# Integrado Generador de Codigos para Motores Paso a paso Bipolares



## adri_ariel_05 (Nov 12, 2009)

Hola, se que hay 25 mil post referidos a los motores paso a paso bipolares, pero creanme ninguno habla de lo que preciso.

Un profesor me dijo que existia un integrado llamado SAA1027 que generaba codigos para paso a pasos bipolares, con entrada de clock y direccion. Resulta que ese integrado ya no existe mas.
Encontre otro en intenet llamado MPPC 001, todabia no pregunte si existe en la electronica.

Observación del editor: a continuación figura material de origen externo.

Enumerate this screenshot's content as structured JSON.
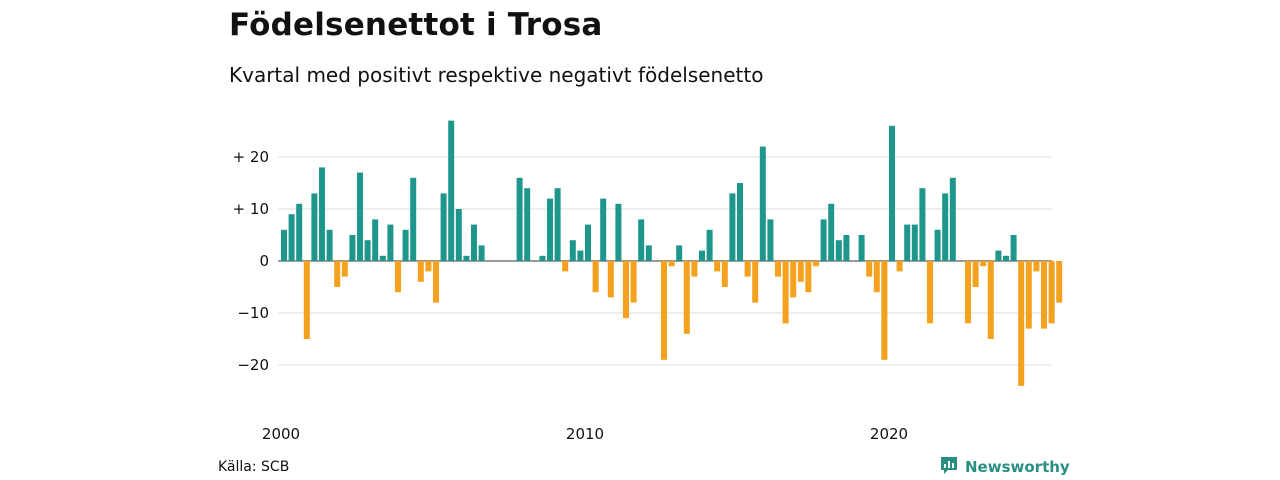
{
  "header": {
    "title": "Födelsenettot i Trosa",
    "subtitle": "Kvartal med positivt respektive negativt födelsenetto"
  },
  "footer": {
    "source": "Källa: SCB",
    "brand": "Newsworthy",
    "brand_icon": "newsworthy-logo-icon"
  },
  "colors": {
    "positive": "#1f968b",
    "negative": "#f4a11d",
    "grid": "#dddddd",
    "baseline": "#333333",
    "brand": "#2a8f83"
  },
  "chart_data": {
    "type": "bar",
    "x_start_year": 2000,
    "x_ticks": [
      2000,
      2010,
      2020
    ],
    "x_tick_labels": [
      "2000",
      "2010",
      "2020"
    ],
    "y_ticks": [
      20,
      10,
      0,
      -10,
      -20
    ],
    "y_tick_labels": [
      "+ 20",
      "+ 10",
      "0",
      "−10",
      "−20"
    ],
    "ylim": [
      -27,
      27
    ],
    "grid": true,
    "xlabel": "",
    "ylabel": "",
    "values": [
      6,
      9,
      11,
      -15,
      13,
      18,
      6,
      -5,
      -3,
      5,
      17,
      4,
      8,
      1,
      7,
      -6,
      6,
      16,
      -4,
      -2,
      -8,
      13,
      27,
      10,
      1,
      7,
      3,
      0,
      0,
      0,
      0,
      16,
      14,
      0,
      1,
      12,
      14,
      -2,
      4,
      2,
      7,
      -6,
      12,
      -7,
      11,
      -11,
      -8,
      8,
      3,
      0,
      -19,
      -1,
      3,
      -14,
      -3,
      2,
      6,
      -2,
      -5,
      13,
      15,
      -3,
      -8,
      22,
      8,
      -3,
      -12,
      -7,
      -4,
      -6,
      -1,
      8,
      11,
      4,
      5,
      0,
      5,
      -3,
      -6,
      -19,
      26,
      -2,
      7,
      7,
      14,
      -12,
      6,
      13,
      16,
      0,
      -12,
      -5,
      -1,
      -15,
      2,
      1,
      5,
      -24,
      -13,
      -2,
      -13,
      -12,
      -8
    ]
  }
}
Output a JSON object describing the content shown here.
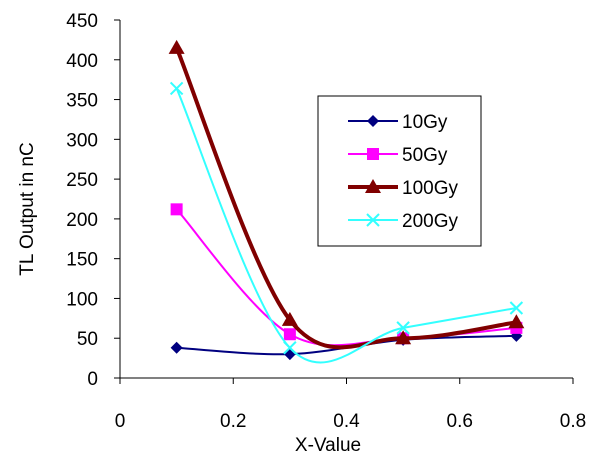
{
  "chart_data": {
    "type": "scatter",
    "title": "",
    "xlabel": "X-Value",
    "ylabel": "TL Output in nC",
    "xlim": [
      0,
      0.8
    ],
    "ylim": [
      0,
      450
    ],
    "xticks": [
      0,
      0.2,
      0.4,
      0.6,
      0.8
    ],
    "yticks": [
      0,
      50,
      100,
      150,
      200,
      250,
      300,
      350,
      400,
      450
    ],
    "xtick_labels": [
      "0",
      "0.2",
      "0.4",
      "0.6",
      "0.8"
    ],
    "ytick_labels": [
      "0",
      "50",
      "100",
      "150",
      "200",
      "250",
      "300",
      "350",
      "400",
      "450"
    ],
    "grid": false,
    "smooth_lines": true,
    "legend_position": "right",
    "series": [
      {
        "name": "10Gy",
        "color": "#000080",
        "marker": "diamond",
        "x": [
          0.1,
          0.3,
          0.5,
          0.7
        ],
        "y": [
          38,
          30,
          48,
          53
        ]
      },
      {
        "name": "50Gy",
        "color": "#ff00ff",
        "marker": "square",
        "x": [
          0.1,
          0.3,
          0.5,
          0.7
        ],
        "y": [
          212,
          55,
          50,
          63
        ]
      },
      {
        "name": "100Gy",
        "color": "#800000",
        "marker": "triangle",
        "x": [
          0.1,
          0.3,
          0.5,
          0.7
        ],
        "y": [
          415,
          73,
          50,
          70
        ]
      },
      {
        "name": "200Gy",
        "color": "#33ffff",
        "marker": "x",
        "x": [
          0.1,
          0.3,
          0.5,
          0.7
        ],
        "y": [
          364,
          38,
          63,
          88
        ]
      }
    ]
  }
}
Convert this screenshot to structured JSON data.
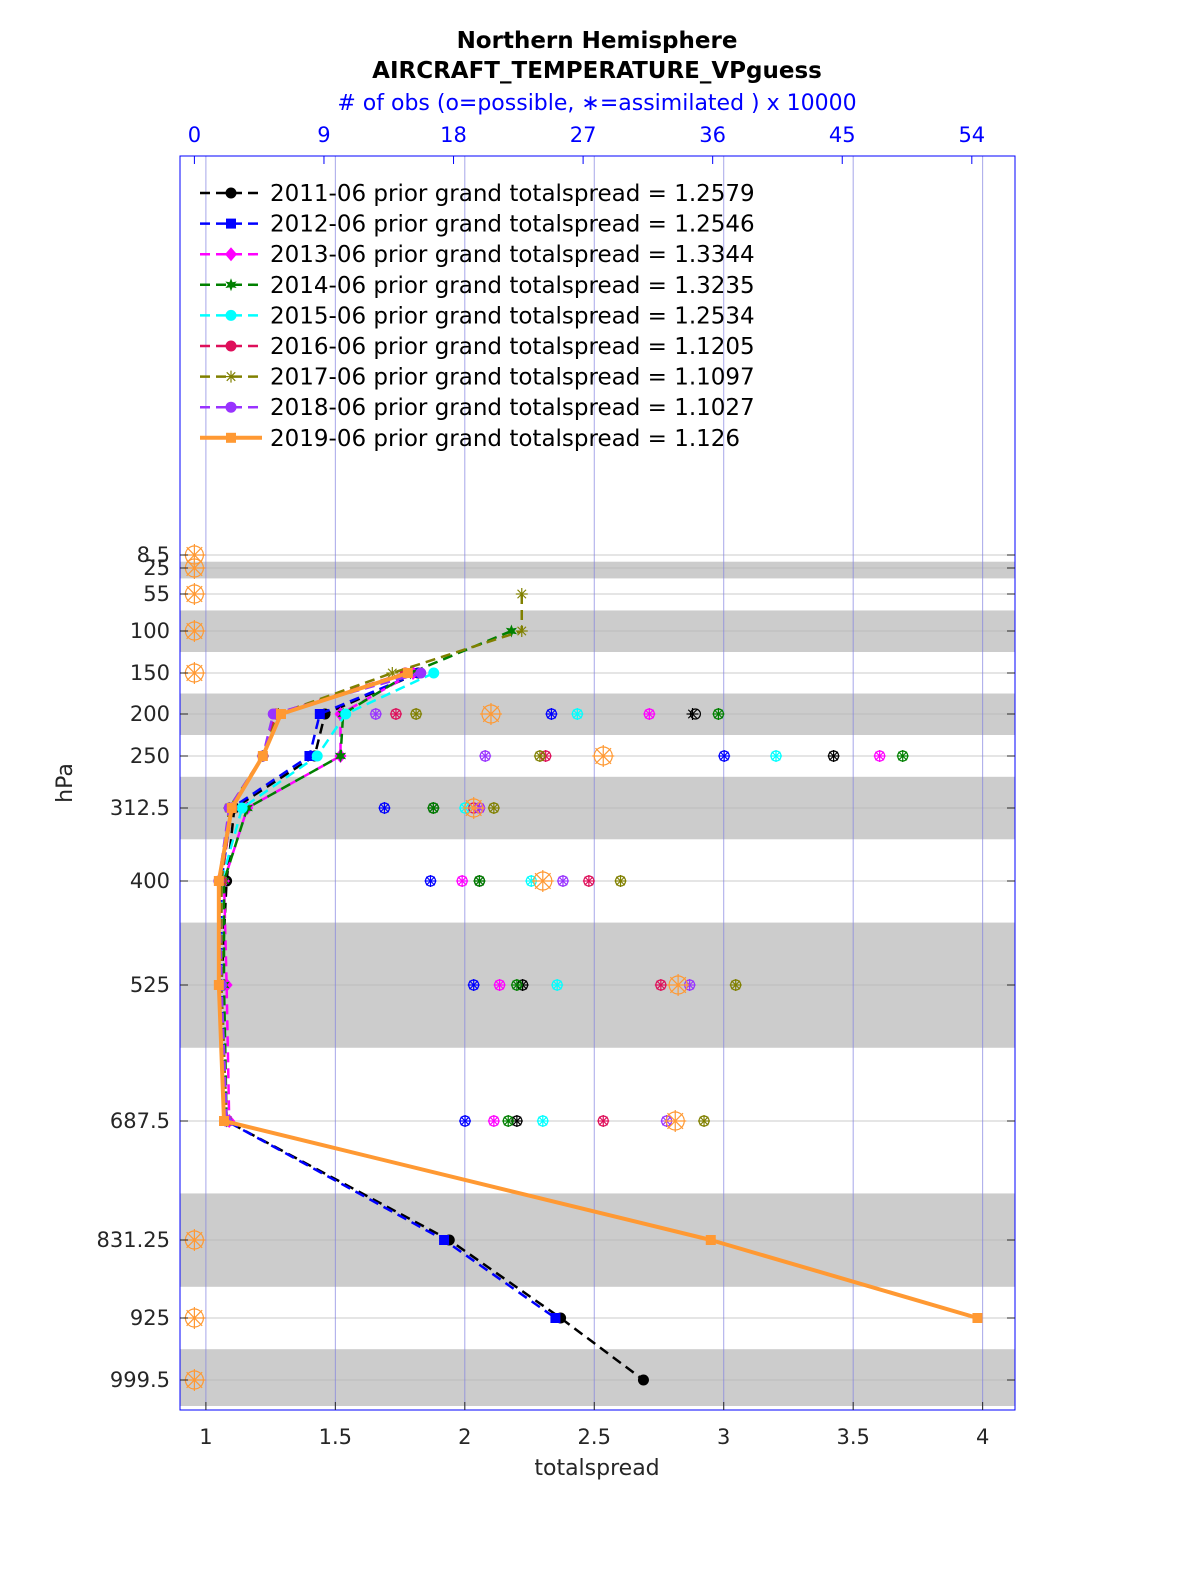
{
  "chart_data": {
    "type": "line",
    "title": "Northern Hemisphere",
    "subtitle": "AIRCRAFT_TEMPERATURE_VPguess",
    "xlabel": "totalspread",
    "ylabel": "hPa",
    "top_axis_label": "# of obs (o=possible, ∗=assimilated ) x 10000",
    "xlim": [
      0.9,
      4.125
    ],
    "x_ticks": [
      "1",
      "1.5",
      "2",
      "2.5",
      "3",
      "3.5",
      "4"
    ],
    "top_xlim": [
      -1,
      57
    ],
    "top_x_ticks": [
      "0",
      "9",
      "18",
      "27",
      "36",
      "45",
      "54"
    ],
    "grid": true,
    "legend_position": "top-left",
    "y_scale": "pressure, increasing downward",
    "y_ticks": [
      "8.5",
      "25",
      "55",
      "100",
      "150",
      "200",
      "250",
      "312.5",
      "400",
      "525",
      "687.5",
      "831.25",
      "925",
      "999.5"
    ],
    "levels": [
      8.5,
      25,
      55,
      100,
      150,
      200,
      250,
      312.5,
      400,
      525,
      687.5,
      831.25,
      925,
      999.5
    ],
    "shaded_bands_hPa": [
      [
        17,
        37
      ],
      [
        75,
        125
      ],
      [
        175,
        225
      ],
      [
        275,
        350
      ],
      [
        450,
        600
      ],
      [
        775,
        887.5
      ],
      [
        962.5,
        1037
      ]
    ],
    "series": [
      {
        "name": "2011-06",
        "label": "2011-06 prior grand totalspread = 1.2579",
        "color": "#000000",
        "style": "dashed",
        "marker": "circle",
        "spread": [
          null,
          null,
          null,
          null,
          1.82,
          1.46,
          1.42,
          1.11,
          1.08,
          1.06,
          1.08,
          1.94,
          2.37,
          2.69
        ],
        "possible": [
          null,
          null,
          null,
          null,
          null,
          34.8,
          44.4,
          16.6,
          19.8,
          22.8,
          22.4,
          null,
          null,
          null
        ],
        "assimilated": [
          null,
          null,
          null,
          null,
          null,
          34.6,
          44.4,
          16.6,
          19.8,
          22.8,
          22.4,
          null,
          null,
          null
        ]
      },
      {
        "name": "2012-06",
        "label": "2012-06 prior grand totalspread = 1.2546",
        "color": "#0000ff",
        "style": "dashed",
        "marker": "square",
        "spread": [
          null,
          null,
          null,
          null,
          1.82,
          1.44,
          1.4,
          1.1,
          1.06,
          1.06,
          1.08,
          1.92,
          2.35,
          null
        ],
        "possible": [
          null,
          null,
          null,
          null,
          null,
          24.8,
          36.8,
          13.2,
          16.4,
          19.4,
          18.8,
          null,
          null,
          null
        ],
        "assimilated": [
          null,
          null,
          null,
          null,
          null,
          24.8,
          36.8,
          13.2,
          16.4,
          19.4,
          18.8,
          null,
          null,
          null
        ]
      },
      {
        "name": "2013-06",
        "label": "2013-06 prior grand totalspread = 1.3344",
        "color": "#ff00ff",
        "style": "dashed",
        "marker": "diamond",
        "spread": [
          null,
          null,
          null,
          null,
          1.8,
          1.52,
          1.52,
          1.16,
          1.07,
          1.08,
          1.09,
          null,
          null,
          null
        ],
        "possible": [
          null,
          null,
          null,
          null,
          null,
          31.6,
          47.6,
          19.8,
          18.6,
          21.2,
          20.8,
          null,
          null,
          null
        ],
        "assimilated": [
          null,
          null,
          null,
          null,
          null,
          31.6,
          47.6,
          19.8,
          18.6,
          21.2,
          20.8,
          null,
          null,
          null
        ]
      },
      {
        "name": "2014-06",
        "label": "2014-06 prior grand totalspread = 1.3235",
        "color": "#008000",
        "style": "dashed",
        "marker": "hexagram",
        "spread": [
          null,
          null,
          null,
          2.18,
          1.79,
          1.53,
          1.52,
          1.16,
          1.07,
          1.07,
          1.08,
          null,
          null,
          null
        ],
        "possible": [
          null,
          null,
          null,
          null,
          null,
          36.4,
          49.2,
          16.6,
          19.8,
          22.4,
          21.8,
          null,
          null,
          null
        ],
        "assimilated": [
          null,
          null,
          null,
          null,
          null,
          36.4,
          49.2,
          16.6,
          19.8,
          22.4,
          21.8,
          null,
          null,
          null
        ]
      },
      {
        "name": "2015-06",
        "label": "2015-06 prior grand totalspread = 1.2534",
        "color": "#00ffff",
        "style": "dashed",
        "marker": "circle",
        "spread": [
          null,
          null,
          null,
          null,
          1.88,
          1.54,
          1.43,
          1.14,
          1.06,
          1.06,
          1.08,
          null,
          null,
          null
        ],
        "possible": [
          null,
          null,
          null,
          null,
          null,
          26.6,
          40.4,
          18.8,
          23.4,
          25.2,
          24.2,
          null,
          null,
          null
        ],
        "assimilated": [
          null,
          null,
          null,
          null,
          null,
          26.6,
          40.4,
          18.8,
          23.4,
          25.2,
          24.2,
          null,
          null,
          null
        ]
      },
      {
        "name": "2016-06",
        "label": "2016-06 prior grand totalspread = 1.1205",
        "color": "#de0f5a",
        "style": "dashed",
        "marker": "circle",
        "spread": [
          null,
          null,
          null,
          null,
          1.77,
          1.27,
          1.22,
          1.1,
          1.06,
          1.06,
          1.08,
          null,
          null,
          null
        ],
        "possible": [
          null,
          null,
          null,
          null,
          null,
          14.0,
          24.4,
          19.4,
          27.4,
          32.4,
          28.4,
          null,
          null,
          null
        ],
        "assimilated": [
          null,
          null,
          null,
          null,
          null,
          14.0,
          24.4,
          19.4,
          27.4,
          32.4,
          28.4,
          null,
          null,
          null
        ]
      },
      {
        "name": "2017-06",
        "label": "2017-06 prior grand totalspread = 1.1097",
        "color": "#808000",
        "style": "dashed",
        "marker": "asterisk",
        "spread": [
          null,
          null,
          2.22,
          2.22,
          1.72,
          1.28,
          1.22,
          1.09,
          1.06,
          1.06,
          1.08,
          null,
          null,
          null
        ],
        "possible": [
          null,
          null,
          null,
          null,
          null,
          15.4,
          24.0,
          20.8,
          29.6,
          37.6,
          35.4,
          null,
          null,
          null
        ],
        "assimilated": [
          null,
          null,
          null,
          null,
          null,
          15.4,
          24.0,
          20.8,
          29.6,
          37.6,
          35.4,
          null,
          null,
          null
        ]
      },
      {
        "name": "2018-06",
        "label": "2018-06 prior grand totalspread = 1.1027",
        "color": "#9933ff",
        "style": "dashed",
        "marker": "circle",
        "spread": [
          null,
          null,
          null,
          null,
          1.83,
          1.26,
          1.22,
          1.09,
          1.05,
          1.06,
          1.08,
          null,
          null,
          null
        ],
        "possible": [
          null,
          null,
          null,
          null,
          null,
          12.6,
          20.2,
          19.8,
          25.6,
          34.4,
          32.8,
          null,
          null,
          null
        ],
        "assimilated": [
          null,
          null,
          null,
          null,
          null,
          12.6,
          20.2,
          19.8,
          25.6,
          34.4,
          32.8,
          null,
          null,
          null
        ]
      },
      {
        "name": "2019-06",
        "label": "2019-06 prior grand totalspread = 1.126",
        "color": "#ff9933",
        "style": "solid",
        "marker": "square",
        "spread": [
          null,
          null,
          null,
          null,
          1.78,
          1.29,
          1.22,
          1.1,
          1.05,
          1.05,
          1.07,
          2.95,
          3.98,
          null
        ],
        "possible": [
          0,
          0,
          0,
          0,
          0,
          20.6,
          28.4,
          19.4,
          24.2,
          33.6,
          33.4,
          0,
          0,
          0
        ],
        "assimilated": [
          0,
          0,
          0,
          0,
          0,
          20.6,
          28.4,
          19.4,
          24.2,
          33.6,
          33.4,
          0,
          0,
          0
        ]
      }
    ]
  }
}
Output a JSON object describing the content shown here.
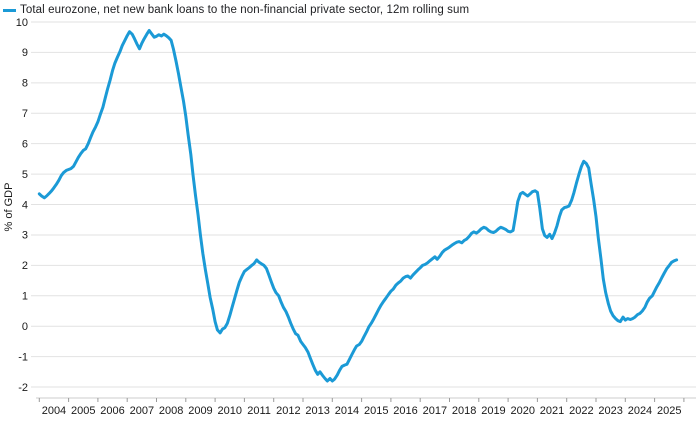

Conocen alguno similar a estos??

Descarten la opcion de microcontrolador/pc ya que esto es para un robot y el microcontrolador principal solo le dice la direccion y la habilitacion, se me complica el programa y ademas no tengo puertos disponibles para usar, ya que son 4 bits por motor, y tengo que usar 2.

Saludos y muchas gracias

PD: Cabe decir que la secuencia que tiene que hacer el integrado es la siguiente....   1010/1001/0101/0110


----------



## Fogonazo (Nov 12, 2009)

Aquí lo tienen.
http://www.electronicaliniers.com.ar/principal.htm



> SAA1027		$36.384


----------



## adri_ariel_05 (Nov 12, 2009)

La pagina de electronica de liners esta re desactualizada,,,ellos mismo me lo dijeron...igualmente 30 pico de mangos....mucha plata jajaja

alguna solucion con compuertas y flip-flops???

Gracias!!

Hola! el mismo profesor me dio otro integrado que aparentemente existe XD, pero nose como usarlo...alguien sabra?? Es el MC3479

Saludos!

Olvidence, de ese integrado...sale mas de 100 pesos argentinos...me voy a tener q tirar por una logica digital comun y silvestre

saludos...


----------



## Fogonazo (Nov 16, 2009)

adri_ariel_05 dijo:


> La pagina de electronica de liners esta re desactualizada,,,ellos mismo me lo dijeron...igualmente 30 pico de mangos....mucha plata jajaja
> 
> alguna solucion con compuertas y flip-flops???


Mira por aquí:
https://www.forosdeelectronica.com/f16/circuitos-varios-12144/#post67990


----------



## cerebroo (Nov 16, 2009)

Creo que no es nada del otro mundo manejar un motor PaP, solo conocer bien las bobinas, e ir probando la secuencia, luego si quieres haces un contador j-k, para que siga la combinacion requerida


----------



## HADES (Abr 17, 2010)

Bueno no se, si ya se cerro la discusion pero si no para futuras referencias permitanme mencionarles un chip generador de codigos para mot. pap el L297 Saludos!


----------